Normalerweise wäre ich einfach weitergelaufen, es hatte mich schließlich nicht zu interessieren und ging mich nichts an. Normalerweise. Bis ich auf dem Papier meinen Namen erkannte, geschrieben in roter Schrift. Wenn ich meinem Instinkt trauen konnte, war es einer von den Zetteln. Den bestimmten Zetteln, verfasst von jemand Unbekanntem, dem es anscheinend gefiel, sein hässliches Spiel mit Zac und mir zu spielen.
Mit zittrigen Fingern streckte ich meinen Arm nach dem Brief aus und zog ihn aus dem Spalt, in dem er steckte, heraus. Vorsichtig öffnete ich ihn und wie es typisch war, standen nur ein paar Wörter darauf, die mir aber trotzdem Angst bereiteten.
Ganz alleine hier draußen. Angst?
Verdammt, woher wusste derjenige, dass ich hier war? Hektisch sah ich mich um, doch konnte niemanden entdecken. Die Panik in mir kam zum Vorschein, ließ mich Schritte hören und Schatten um mich herum sehen. Ängstlich knüllte ich den Zettel zusammen und so schnell sie konnten, trugen mich meine Beine den restlichen Weg nach Hause. Schnell keuchend stand ich vor der Haustür, kramte meinen Schlüssel hervor und dann trampelte ich die Treppen nach oben. Auch dort schloss ich auf und knallte die Tür hinter mir zu.

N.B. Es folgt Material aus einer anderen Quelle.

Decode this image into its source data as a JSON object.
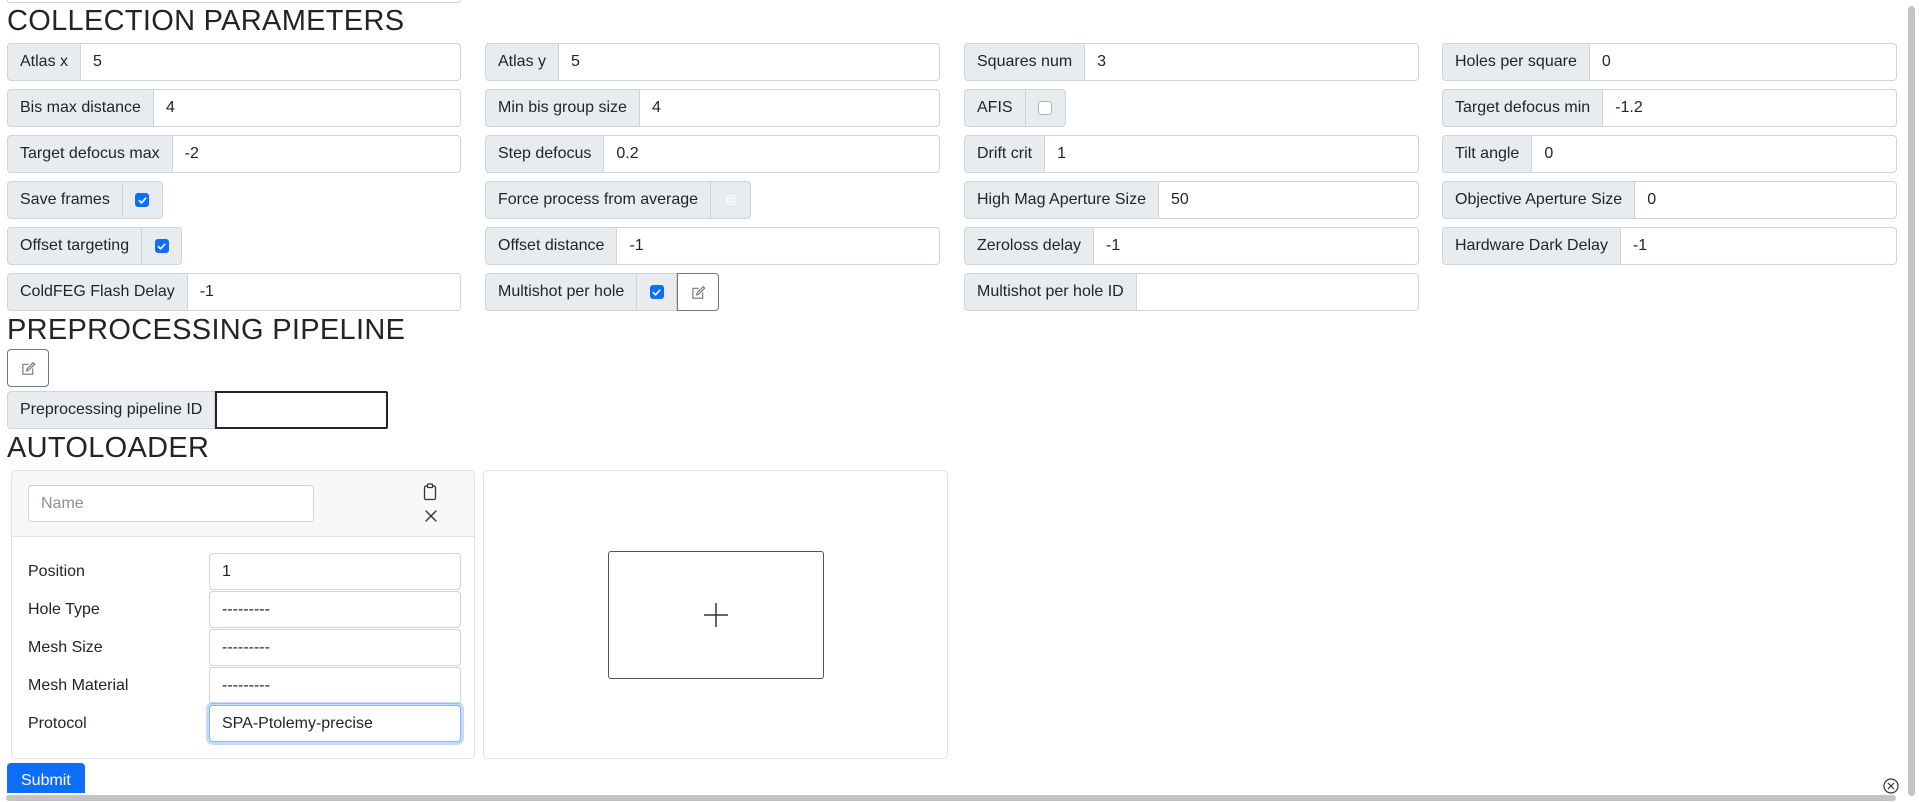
{
  "headings": {
    "collection": "COLLECTION PARAMETERS",
    "preprocessing": "PREPROCESSING PIPELINE",
    "autoloader": "AUTOLOADER"
  },
  "params": {
    "atlas_x": {
      "label": "Atlas x",
      "value": "5"
    },
    "atlas_y": {
      "label": "Atlas y",
      "value": "5"
    },
    "squares_num": {
      "label": "Squares num",
      "value": "3"
    },
    "holes_per_square": {
      "label": "Holes per square",
      "value": "0"
    },
    "bis_max_distance": {
      "label": "Bis max distance",
      "value": "4"
    },
    "min_bis_group_size": {
      "label": "Min bis group size",
      "value": "4"
    },
    "afis": {
      "label": "AFIS",
      "checked": false
    },
    "target_defocus_min": {
      "label": "Target defocus min",
      "value": "-1.2"
    },
    "target_defocus_max": {
      "label": "Target defocus max",
      "value": "-2"
    },
    "step_defocus": {
      "label": "Step defocus",
      "value": "0.2"
    },
    "drift_crit": {
      "label": "Drift crit",
      "value": "1"
    },
    "tilt_angle": {
      "label": "Tilt angle",
      "value": "0"
    },
    "save_frames": {
      "label": "Save frames",
      "checked": true
    },
    "force_process": {
      "label": "Force process from average",
      "checked": false,
      "disabled": true
    },
    "high_mag_aperture": {
      "label": "High Mag Aperture Size",
      "value": "50"
    },
    "objective_aperture": {
      "label": "Objective Aperture Size",
      "value": "0"
    },
    "offset_targeting": {
      "label": "Offset targeting",
      "checked": true
    },
    "offset_distance": {
      "label": "Offset distance",
      "value": "-1"
    },
    "zeroloss_delay": {
      "label": "Zeroloss delay",
      "value": "-1"
    },
    "hardware_dark_delay": {
      "label": "Hardware Dark Delay",
      "value": "-1"
    },
    "coldfeg_flash_delay": {
      "label": "ColdFEG Flash Delay",
      "value": "-1"
    },
    "multishot_per_hole": {
      "label": "Multishot per hole",
      "checked": true
    },
    "multishot_per_hole_id": {
      "label": "Multishot per hole ID",
      "value": ""
    }
  },
  "preprocessing": {
    "pipeline_id_label": "Preprocessing pipeline ID",
    "pipeline_id_value": ""
  },
  "autoloader": {
    "name_placeholder": "Name",
    "fields": {
      "position": {
        "label": "Position",
        "value": "1"
      },
      "hole_type": {
        "label": "Hole Type",
        "value": "---------"
      },
      "mesh_size": {
        "label": "Mesh Size",
        "value": "---------"
      },
      "mesh_material": {
        "label": "Mesh Material",
        "value": "---------"
      },
      "protocol": {
        "label": "Protocol",
        "value": "SPA-Ptolemy-precise"
      }
    }
  },
  "submit_label": "Submit",
  "colors": {
    "primary": "#0d6efd",
    "label_bg": "#e9ecef",
    "border": "#ced4da"
  }
}
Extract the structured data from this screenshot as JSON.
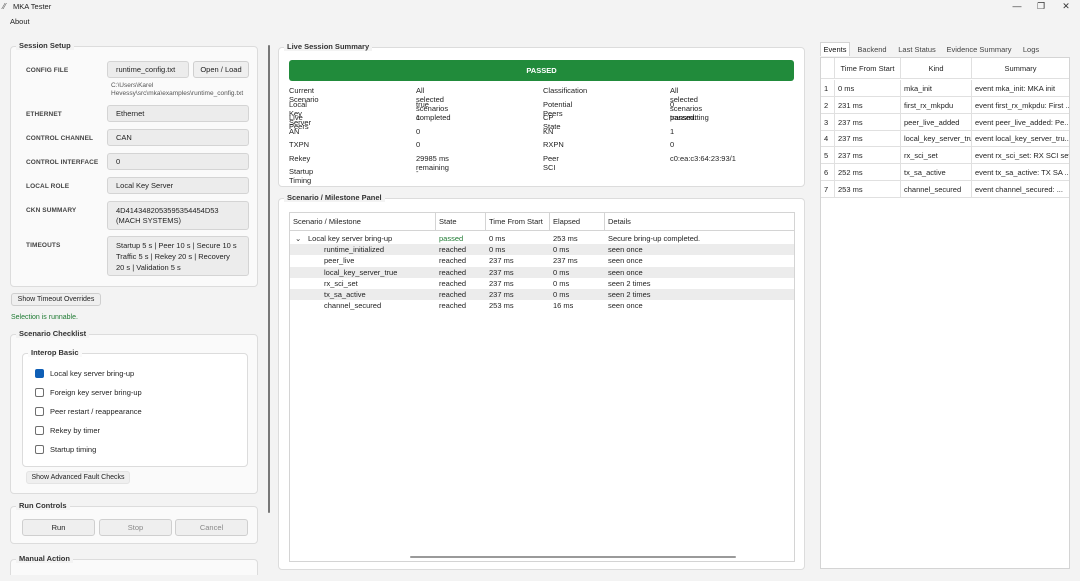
{
  "window": {
    "title": "MKA Tester",
    "minimize": "—",
    "maximize": "❐",
    "close": "✕"
  },
  "menu": {
    "about": "About"
  },
  "session_setup": {
    "title": "Session Setup",
    "config_label": "CONFIG FILE",
    "config_value": "runtime_config.txt",
    "open_load": "Open / Load",
    "config_path_line1": "C:\\Users\\Karel",
    "config_path_line2": "Hevessy\\src\\mka\\examples\\runtime_config.txt",
    "ethernet_label": "ETHERNET",
    "ethernet_value": "Ethernet",
    "control_channel_label": "CONTROL CHANNEL",
    "control_channel_value": "CAN",
    "control_interface_label": "CONTROL INTERFACE",
    "control_interface_value": "0",
    "local_role_label": "LOCAL ROLE",
    "local_role_value": "Local Key Server",
    "ckn_label": "CKN SUMMARY",
    "ckn_line1": "4D4143482053595354454D53",
    "ckn_line2": "(MACH SYSTEMS)",
    "timeouts_label": "TIMEOUTS",
    "timeouts_line1": "Startup 5 s | Peer 10 s | Secure 10 s",
    "timeouts_line2": "Traffic 5 s | Rekey 20 s | Recovery",
    "timeouts_line3": "20 s | Validation 5 s"
  },
  "show_timeout_overrides": "Show Timeout Overrides",
  "selection_status": "Selection is runnable.",
  "scenario_checklist": {
    "title": "Scenario Checklist",
    "group_title": "Interop Basic",
    "items": [
      {
        "label": "Local key server bring-up",
        "checked": true
      },
      {
        "label": "Foreign key server bring-up",
        "checked": false
      },
      {
        "label": "Peer restart / reappearance",
        "checked": false
      },
      {
        "label": "Rekey by timer",
        "checked": false
      },
      {
        "label": "Startup timing",
        "checked": false
      }
    ],
    "advanced": "Show Advanced Fault Checks"
  },
  "run_controls": {
    "title": "Run Controls",
    "run": "Run",
    "stop": "Stop",
    "cancel": "Cancel"
  },
  "manual_action": {
    "title": "Manual Action"
  },
  "live_summary": {
    "title": "Live Session Summary",
    "status": "PASSED",
    "left": [
      {
        "k": "Current Scenario",
        "v": "All selected scenarios completed"
      },
      {
        "k": "Local Key Server",
        "v": "true"
      },
      {
        "k": "Live Peers",
        "v": "1"
      },
      {
        "k": "AN",
        "v": "0"
      },
      {
        "k": "TXPN",
        "v": "0"
      },
      {
        "k": "Rekey",
        "v": "29985 ms remaining"
      },
      {
        "k": "Startup Timing",
        "v": "-"
      }
    ],
    "right": [
      {
        "k": "Classification",
        "v": "All selected scenarios passed."
      },
      {
        "k": "Potential Peers",
        "v": "0"
      },
      {
        "k": "CP State",
        "v": "transmitting"
      },
      {
        "k": "KN",
        "v": "1"
      },
      {
        "k": "RXPN",
        "v": "0"
      },
      {
        "k": "Peer SCI",
        "v": "c0:ea:c3:64:23:93/1"
      }
    ]
  },
  "milestone_panel": {
    "title": "Scenario / Milestone Panel",
    "headers": [
      "Scenario / Milestone",
      "State",
      "Time From Start",
      "Elapsed",
      "Details"
    ],
    "expander": "⌄",
    "rows": [
      {
        "name": "Local key server bring-up",
        "state": "passed",
        "time": "0 ms",
        "elapsed": "253 ms",
        "details": "Secure bring-up completed."
      },
      {
        "name": "runtime_initialized",
        "state": "reached",
        "time": "0 ms",
        "elapsed": "0 ms",
        "details": "seen once"
      },
      {
        "name": "peer_live",
        "state": "reached",
        "time": "237 ms",
        "elapsed": "237 ms",
        "details": "seen once"
      },
      {
        "name": "local_key_server_true",
        "state": "reached",
        "time": "237 ms",
        "elapsed": "0 ms",
        "details": "seen once"
      },
      {
        "name": "rx_sci_set",
        "state": "reached",
        "time": "237 ms",
        "elapsed": "0 ms",
        "details": "seen 2 times"
      },
      {
        "name": "tx_sa_active",
        "state": "reached",
        "time": "237 ms",
        "elapsed": "0 ms",
        "details": "seen 2 times"
      },
      {
        "name": "channel_secured",
        "state": "reached",
        "time": "253 ms",
        "elapsed": "16 ms",
        "details": "seen once"
      }
    ]
  },
  "events_panel": {
    "tabs": [
      "Events",
      "Backend",
      "Last Status",
      "Evidence Summary",
      "Logs"
    ],
    "headers": [
      "Time From Start",
      "Kind",
      "Summary"
    ],
    "rows": [
      {
        "idx": "1",
        "time": "0 ms",
        "kind": "mka_init",
        "summary": "event mka_init: MKA init"
      },
      {
        "idx": "2",
        "time": "231 ms",
        "kind": "first_rx_mkpdu",
        "summary": "event first_rx_mkpdu: First ..."
      },
      {
        "idx": "3",
        "time": "237 ms",
        "kind": "peer_live_added",
        "summary": "event peer_live_added: Pe..."
      },
      {
        "idx": "4",
        "time": "237 ms",
        "kind": "local_key_server_true",
        "summary": "event local_key_server_tru..."
      },
      {
        "idx": "5",
        "time": "237 ms",
        "kind": "rx_sci_set",
        "summary": "event rx_sci_set: RX SCI set"
      },
      {
        "idx": "6",
        "time": "252 ms",
        "kind": "tx_sa_active",
        "summary": "event tx_sa_active: TX SA ..."
      },
      {
        "idx": "7",
        "time": "253 ms",
        "kind": "channel_secured",
        "summary": "event channel_secured: ..."
      }
    ]
  }
}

"Halo?!", erfüllte Zacs Stimme sofort die kleine Wohnung und schon kam er zu mir.
"Was denkst du dir bitte dabei? Ich hab mir Sorgen gemacht, verdammt. Es ist dunkel draußen, dir könnte sonst was passieren." In seiner Stimme schwang Wut und Besorgnis mit und nun konnte ich meine Tränen nicht länger zurückhalten.
"Nicht böse sein.. Bitte.. Bitte, sei nicht böse auf mich" Die Worte verließen meinen Mund zusammen mit einem ängstlichen Schluchzen und sofort war er bei mir. Seine Hand legte er auf meinen Hinterkopf, mit dem anderen Arm umschlang er meinen Körper und so drückte er mich an sich.
"Ich bin nicht böse, ich hab mir nur Sorgen gemacht. Ist etwas passiert?", fragte er leise und ich hielt ihm nur den Zettel hin, den er auffaltete und las.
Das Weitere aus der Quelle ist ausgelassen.